Fortuyn MPs appoint new leader, split averted
5 October 2004 , AMSTERDAM — Never far from the front pages for the wrong reasons, the populist LPF made headlines again on Tuesday as the leader of the breakaway parliamentary faction Mat Herben resigned and was replaced by MP Gerard van As.
5 October 2004
AMSTERDAM — Never far from the front pages for the wrong reasons, the populist LPF made headlines again on Tuesday as the leader of the breakaway parliamentary faction Mat Herben resigned and was replaced by MP Gerard van As.
But a threatened split in the faction was temporarily averted as Herben remained a member of the MP group and MP Hilbrand Nawijn backed away from his decision to resign. Nawijn will reassess his position in the coming period.
The faction looked set for yet another party split on Tuesday morning after Herben rejoined the LPF party proper.
Herben and the seven other MPs elected to represent the LPF in the Lower House of Parliament, Tweede Kamer, broke away from the LPF in August.
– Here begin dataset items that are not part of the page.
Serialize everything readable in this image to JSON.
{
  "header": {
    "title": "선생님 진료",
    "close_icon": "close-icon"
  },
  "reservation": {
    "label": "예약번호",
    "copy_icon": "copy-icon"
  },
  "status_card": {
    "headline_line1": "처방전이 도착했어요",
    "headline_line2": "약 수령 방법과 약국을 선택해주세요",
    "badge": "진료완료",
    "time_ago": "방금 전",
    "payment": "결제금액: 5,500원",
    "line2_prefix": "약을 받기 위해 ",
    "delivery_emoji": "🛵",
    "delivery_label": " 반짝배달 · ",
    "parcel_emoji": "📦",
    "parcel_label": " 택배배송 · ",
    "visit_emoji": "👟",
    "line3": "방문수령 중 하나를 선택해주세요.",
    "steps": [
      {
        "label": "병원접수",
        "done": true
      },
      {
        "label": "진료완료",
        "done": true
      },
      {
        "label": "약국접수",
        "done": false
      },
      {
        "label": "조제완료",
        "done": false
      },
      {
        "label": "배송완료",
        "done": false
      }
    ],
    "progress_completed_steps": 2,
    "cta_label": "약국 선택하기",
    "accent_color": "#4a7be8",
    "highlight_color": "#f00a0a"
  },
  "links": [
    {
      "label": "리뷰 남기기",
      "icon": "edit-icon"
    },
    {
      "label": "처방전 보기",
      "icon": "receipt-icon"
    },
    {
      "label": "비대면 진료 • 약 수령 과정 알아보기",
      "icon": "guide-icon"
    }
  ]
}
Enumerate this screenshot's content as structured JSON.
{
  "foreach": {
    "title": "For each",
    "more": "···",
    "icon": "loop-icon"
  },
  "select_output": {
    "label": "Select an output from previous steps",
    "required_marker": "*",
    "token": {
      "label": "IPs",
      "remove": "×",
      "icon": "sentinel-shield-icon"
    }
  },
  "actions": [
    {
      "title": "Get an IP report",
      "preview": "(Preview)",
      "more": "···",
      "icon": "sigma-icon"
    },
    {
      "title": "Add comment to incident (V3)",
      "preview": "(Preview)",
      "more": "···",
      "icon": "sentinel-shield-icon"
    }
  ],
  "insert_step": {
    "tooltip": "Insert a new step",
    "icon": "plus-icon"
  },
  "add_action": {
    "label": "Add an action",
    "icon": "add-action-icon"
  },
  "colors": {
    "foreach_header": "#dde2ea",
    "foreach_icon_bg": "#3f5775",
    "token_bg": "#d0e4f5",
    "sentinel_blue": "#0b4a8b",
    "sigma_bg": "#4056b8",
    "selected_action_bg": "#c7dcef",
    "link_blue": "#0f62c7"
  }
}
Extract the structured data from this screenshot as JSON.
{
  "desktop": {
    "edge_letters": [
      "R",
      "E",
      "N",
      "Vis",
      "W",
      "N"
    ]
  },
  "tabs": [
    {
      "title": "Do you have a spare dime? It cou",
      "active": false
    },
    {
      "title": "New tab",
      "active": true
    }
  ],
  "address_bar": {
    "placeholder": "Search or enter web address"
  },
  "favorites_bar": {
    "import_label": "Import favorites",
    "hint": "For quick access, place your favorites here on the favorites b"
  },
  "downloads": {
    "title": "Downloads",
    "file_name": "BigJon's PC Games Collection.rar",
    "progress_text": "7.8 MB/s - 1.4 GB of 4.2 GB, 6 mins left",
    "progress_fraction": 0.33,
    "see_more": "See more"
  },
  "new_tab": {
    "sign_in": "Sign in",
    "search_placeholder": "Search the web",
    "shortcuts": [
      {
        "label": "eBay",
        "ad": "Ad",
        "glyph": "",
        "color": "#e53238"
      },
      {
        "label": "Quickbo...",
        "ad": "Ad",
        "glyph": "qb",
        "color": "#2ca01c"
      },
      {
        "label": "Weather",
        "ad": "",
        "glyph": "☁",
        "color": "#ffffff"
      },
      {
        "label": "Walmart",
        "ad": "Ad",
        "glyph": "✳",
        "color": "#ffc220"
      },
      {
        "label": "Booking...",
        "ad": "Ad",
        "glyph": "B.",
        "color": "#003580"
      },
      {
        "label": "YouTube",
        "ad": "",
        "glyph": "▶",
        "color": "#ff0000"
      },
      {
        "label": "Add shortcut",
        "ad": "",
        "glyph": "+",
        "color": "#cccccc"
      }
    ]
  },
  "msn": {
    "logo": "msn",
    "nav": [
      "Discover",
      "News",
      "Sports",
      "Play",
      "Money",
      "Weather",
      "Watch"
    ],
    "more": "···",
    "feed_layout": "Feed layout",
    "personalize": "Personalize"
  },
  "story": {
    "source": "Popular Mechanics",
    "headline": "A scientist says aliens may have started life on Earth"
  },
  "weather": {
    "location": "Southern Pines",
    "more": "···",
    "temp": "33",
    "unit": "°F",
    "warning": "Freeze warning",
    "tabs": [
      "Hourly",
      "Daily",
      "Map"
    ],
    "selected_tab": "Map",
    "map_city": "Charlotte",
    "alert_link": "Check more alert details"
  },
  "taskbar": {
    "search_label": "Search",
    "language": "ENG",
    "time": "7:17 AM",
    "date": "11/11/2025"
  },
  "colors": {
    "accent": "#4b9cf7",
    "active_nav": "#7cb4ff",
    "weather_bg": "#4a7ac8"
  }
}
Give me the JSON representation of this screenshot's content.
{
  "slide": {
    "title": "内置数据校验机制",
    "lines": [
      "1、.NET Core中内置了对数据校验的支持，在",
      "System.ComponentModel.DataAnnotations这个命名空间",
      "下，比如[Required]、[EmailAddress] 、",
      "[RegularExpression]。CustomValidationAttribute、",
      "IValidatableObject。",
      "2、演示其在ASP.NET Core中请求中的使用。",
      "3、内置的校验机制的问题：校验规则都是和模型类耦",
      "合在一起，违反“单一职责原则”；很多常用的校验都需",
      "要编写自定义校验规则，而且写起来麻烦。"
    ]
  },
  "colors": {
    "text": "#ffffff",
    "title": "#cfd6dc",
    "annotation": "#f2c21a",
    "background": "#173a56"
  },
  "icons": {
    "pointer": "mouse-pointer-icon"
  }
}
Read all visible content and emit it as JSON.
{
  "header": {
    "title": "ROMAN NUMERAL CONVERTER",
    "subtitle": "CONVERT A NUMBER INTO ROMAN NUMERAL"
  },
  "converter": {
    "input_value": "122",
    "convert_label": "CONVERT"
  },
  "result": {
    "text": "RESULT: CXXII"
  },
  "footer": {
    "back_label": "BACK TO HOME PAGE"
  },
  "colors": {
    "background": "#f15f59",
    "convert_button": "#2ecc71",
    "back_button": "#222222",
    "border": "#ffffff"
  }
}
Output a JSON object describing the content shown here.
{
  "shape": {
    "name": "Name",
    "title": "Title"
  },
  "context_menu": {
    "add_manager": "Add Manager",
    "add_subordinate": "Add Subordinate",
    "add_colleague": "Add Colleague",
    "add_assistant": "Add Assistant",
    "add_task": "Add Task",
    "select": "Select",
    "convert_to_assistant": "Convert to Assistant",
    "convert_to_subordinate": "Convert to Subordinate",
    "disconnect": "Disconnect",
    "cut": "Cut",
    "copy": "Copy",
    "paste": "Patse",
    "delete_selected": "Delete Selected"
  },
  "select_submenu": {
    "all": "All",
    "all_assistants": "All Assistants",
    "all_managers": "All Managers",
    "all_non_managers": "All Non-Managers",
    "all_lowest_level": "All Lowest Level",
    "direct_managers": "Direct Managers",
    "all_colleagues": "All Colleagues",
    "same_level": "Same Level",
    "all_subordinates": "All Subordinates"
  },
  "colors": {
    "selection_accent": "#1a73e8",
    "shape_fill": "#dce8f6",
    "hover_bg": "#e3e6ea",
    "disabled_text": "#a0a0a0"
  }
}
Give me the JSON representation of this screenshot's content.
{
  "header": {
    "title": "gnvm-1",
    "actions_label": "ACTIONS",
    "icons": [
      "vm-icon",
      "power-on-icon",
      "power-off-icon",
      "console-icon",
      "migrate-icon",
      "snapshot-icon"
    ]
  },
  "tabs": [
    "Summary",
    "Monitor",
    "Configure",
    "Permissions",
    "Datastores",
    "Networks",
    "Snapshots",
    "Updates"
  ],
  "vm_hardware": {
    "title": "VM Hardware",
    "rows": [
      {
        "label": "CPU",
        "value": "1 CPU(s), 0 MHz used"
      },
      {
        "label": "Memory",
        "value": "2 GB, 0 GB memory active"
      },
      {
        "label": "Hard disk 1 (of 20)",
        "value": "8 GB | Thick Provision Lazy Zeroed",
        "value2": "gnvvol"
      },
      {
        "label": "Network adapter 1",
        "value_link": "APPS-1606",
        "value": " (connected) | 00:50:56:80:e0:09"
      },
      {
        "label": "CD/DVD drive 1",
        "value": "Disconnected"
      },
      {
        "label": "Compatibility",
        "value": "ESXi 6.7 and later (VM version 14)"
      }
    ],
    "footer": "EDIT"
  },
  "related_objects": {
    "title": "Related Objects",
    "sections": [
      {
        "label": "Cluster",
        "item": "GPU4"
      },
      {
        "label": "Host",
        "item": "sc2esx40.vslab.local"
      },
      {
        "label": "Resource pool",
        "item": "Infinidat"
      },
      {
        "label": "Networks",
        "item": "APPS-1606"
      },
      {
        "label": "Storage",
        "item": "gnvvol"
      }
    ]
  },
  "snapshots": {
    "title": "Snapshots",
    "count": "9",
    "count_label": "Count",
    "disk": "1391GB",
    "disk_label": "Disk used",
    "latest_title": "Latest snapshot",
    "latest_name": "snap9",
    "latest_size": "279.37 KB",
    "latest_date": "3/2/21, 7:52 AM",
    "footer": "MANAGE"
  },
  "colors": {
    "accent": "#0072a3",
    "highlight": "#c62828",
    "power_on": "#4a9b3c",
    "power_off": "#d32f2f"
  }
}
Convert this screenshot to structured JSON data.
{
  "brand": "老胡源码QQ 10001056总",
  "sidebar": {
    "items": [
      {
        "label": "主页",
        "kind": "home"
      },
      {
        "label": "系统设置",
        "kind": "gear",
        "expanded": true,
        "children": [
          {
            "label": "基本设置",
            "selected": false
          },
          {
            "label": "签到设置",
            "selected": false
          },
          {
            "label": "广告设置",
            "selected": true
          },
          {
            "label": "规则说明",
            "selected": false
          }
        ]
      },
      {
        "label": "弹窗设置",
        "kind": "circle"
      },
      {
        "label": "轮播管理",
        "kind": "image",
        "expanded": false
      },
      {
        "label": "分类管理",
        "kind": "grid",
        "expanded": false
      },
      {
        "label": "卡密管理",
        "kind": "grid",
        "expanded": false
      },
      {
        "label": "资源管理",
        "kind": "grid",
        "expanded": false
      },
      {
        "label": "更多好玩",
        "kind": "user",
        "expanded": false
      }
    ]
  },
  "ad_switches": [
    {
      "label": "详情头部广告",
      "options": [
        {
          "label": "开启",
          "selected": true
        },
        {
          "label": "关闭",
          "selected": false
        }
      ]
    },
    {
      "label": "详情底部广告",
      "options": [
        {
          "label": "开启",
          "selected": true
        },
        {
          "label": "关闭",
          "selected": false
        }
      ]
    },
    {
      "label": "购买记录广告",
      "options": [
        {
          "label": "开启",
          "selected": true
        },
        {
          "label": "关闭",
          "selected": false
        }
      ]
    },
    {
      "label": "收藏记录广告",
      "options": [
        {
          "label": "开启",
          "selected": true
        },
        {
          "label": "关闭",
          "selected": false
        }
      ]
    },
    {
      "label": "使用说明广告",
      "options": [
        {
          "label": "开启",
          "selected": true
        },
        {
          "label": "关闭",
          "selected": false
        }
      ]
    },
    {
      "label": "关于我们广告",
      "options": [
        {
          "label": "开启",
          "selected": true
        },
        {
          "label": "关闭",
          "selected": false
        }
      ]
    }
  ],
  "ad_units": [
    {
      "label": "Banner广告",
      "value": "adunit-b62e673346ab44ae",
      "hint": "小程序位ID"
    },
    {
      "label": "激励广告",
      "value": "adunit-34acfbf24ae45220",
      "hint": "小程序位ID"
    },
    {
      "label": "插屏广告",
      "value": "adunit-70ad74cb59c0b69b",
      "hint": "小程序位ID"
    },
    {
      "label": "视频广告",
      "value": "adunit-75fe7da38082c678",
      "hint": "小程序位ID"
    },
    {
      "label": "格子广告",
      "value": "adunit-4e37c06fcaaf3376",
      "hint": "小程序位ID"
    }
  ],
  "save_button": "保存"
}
The MPs officially cut ties with the party in protest at ongoing problems within the party executive. The crisis came to a head when the public prosecutor's office launched an inquiry into possible fraud in LPF finances. The inquiry cleared the LPF of any wrongdoing.
But with the eight MPs still on the outside, Herben indicated on Monday night he would rejoin the LPF party, thinking that six other MPs would follow suit.
Nawijn then threatened to leave the party and there was also talk that MP Joost Eerdmans would join the right-wing Wilders Group, Dutch public news service NOS reported.
In a bid to avert this scenario, Herben will now take on an executive role within LPF ranks and work to restore links between the MPs and the party leadership.
If this succeeds, the party will be able to continue under the LPF name, following a ruling by a court in The Hague on Tuesday preventing MPs from calling themselves the LPF. The legal action was initiated by the party executive.
Anti-immigrant politician Pim Fortuyn established the LPF prior to his May 2002 assassination at the hands of a lone gunman in Hilversum. His convicted killer, Volkert van der Graaf, said he wanted to protest the weaker groups in society.
Galavanised in part by voter emotions, the LPF party then won a hold in the coalition government at the May 2002 election, but party infighting brought the government undone after just 87 days in office.
It was then reduced to eight seats at the January 2003 election, but internal squabbling continued and more embarrassment came when the party lost a bankruptcy application in the Rotterdam Court on 17 August.